A fee-for-service insurance policy (also called indemnity insurance) is a traditional form of health insurance. It pays a part of each medical service you receive, such as a doctor visit or hospital stay; you pay the rest of the cost.
With a fee-for-service plan, you can go to any doctor or hospital you choose. But you usually pay a higher monthly cost for your medical care than if you were part of a managed care plan.
Managed Care Plans
Many people receive health care through a managed care plan, such as a health maintenance organization (HMO) or preferred provider organization (PPO.)
In managed care plans, health insurance companies contract with doctors and hospitals to provide health care to its members. These doctors and hospitals make up the plan's "network."
It's likely that you will be able to see only the doctors and hospitals that are part of your plan's network. Some plans, like PPOs, do allow the use of doctors and hospitals outside of the plan network, but you usually pay more.
In managed care plans, your visits to the doctor are prepaid by the plan. You typically pay a copayment, for example $20 to $35, each time you visit a doctor.

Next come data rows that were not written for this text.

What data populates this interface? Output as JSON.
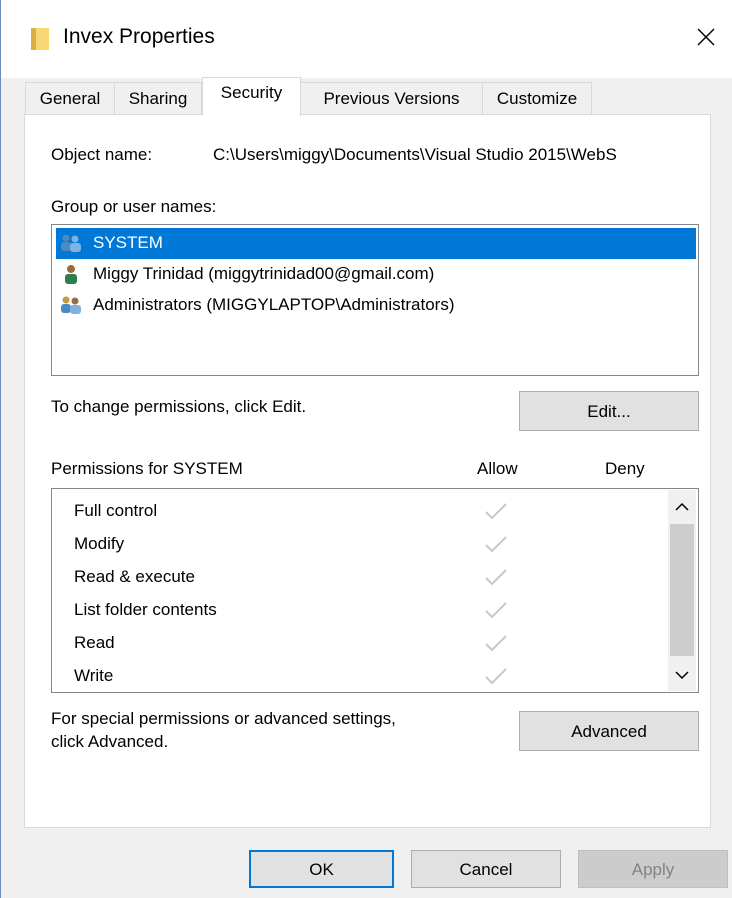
{
  "window": {
    "title": "Invex Properties",
    "close_glyph": "✕"
  },
  "tabs": [
    {
      "label": "General"
    },
    {
      "label": "Sharing"
    },
    {
      "label": "Security"
    },
    {
      "label": "Previous Versions"
    },
    {
      "label": "Customize"
    }
  ],
  "object": {
    "label": "Object name:",
    "value": "C:\\Users\\miggy\\Documents\\Visual Studio 2015\\WebS"
  },
  "groups": {
    "label": "Group or user names:",
    "items": [
      {
        "name": "SYSTEM",
        "icon": "group-users-icon",
        "selected": true
      },
      {
        "name": "Miggy Trinidad (miggytrinidad00@gmail.com)",
        "icon": "user-icon",
        "selected": false
      },
      {
        "name": "Administrators (MIGGYLAPTOP\\Administrators)",
        "icon": "group-users-icon",
        "selected": false
      }
    ]
  },
  "change_hint": "To change permissions, click Edit.",
  "edit_button": "Edit...",
  "permissions": {
    "label": "Permissions for SYSTEM",
    "allow_header": "Allow",
    "deny_header": "Deny",
    "rows": [
      {
        "name": "Full control",
        "allow": true,
        "deny": false
      },
      {
        "name": "Modify",
        "allow": true,
        "deny": false
      },
      {
        "name": "Read & execute",
        "allow": true,
        "deny": false
      },
      {
        "name": "List folder contents",
        "allow": true,
        "deny": false
      },
      {
        "name": "Read",
        "allow": true,
        "deny": false
      },
      {
        "name": "Write",
        "allow": true,
        "deny": false
      }
    ]
  },
  "advanced": {
    "hint_line1": "For special permissions or advanced settings,",
    "hint_line2": "click Advanced.",
    "button": "Advanced"
  },
  "footer": {
    "ok": "OK",
    "cancel": "Cancel",
    "apply": "Apply"
  },
  "colors": {
    "selection": "#0078d7",
    "check": "#c8c8c8",
    "dialog_bg": "#f0f0f0"
  }
}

Association-Based Health Insurance
You might be able to buy health insurance through a trade or professional association you belong to. Many professional, community and religious organizations offer their members health insurance coverage at group rates. If you are a member of any trade or professional association, ask if it offers health insurance coverage. If it does, find out:
- How complete the coverage is
- How much of your medical expenses — from routine doctor visits and prescription drugs to major surgery — the insurance will cover
- How much it will cost each month
- If it covers family members
Your state insurance department can tell you what your rights are under association-based health insurance plans.
Pre-existing Condition Insurance Plans
As a result of the new health care law, the federal government has established pre-existing condition insurance plans (PCIPs) in every state.
In general, to get health insurance through a PCIP, you must:
- Have been uninsured for at least six months
- Have a pre-existing condition
- Have been denied health insurance coverage because of your health condition
- Be a U.S. citizen or national, or be lawfully present in the United States
PCIPs operate until January 2014, when small businesses and people without group health insurance will be able to find coverage through state-based health insurance purchasing pools called “health insurance exchanges.”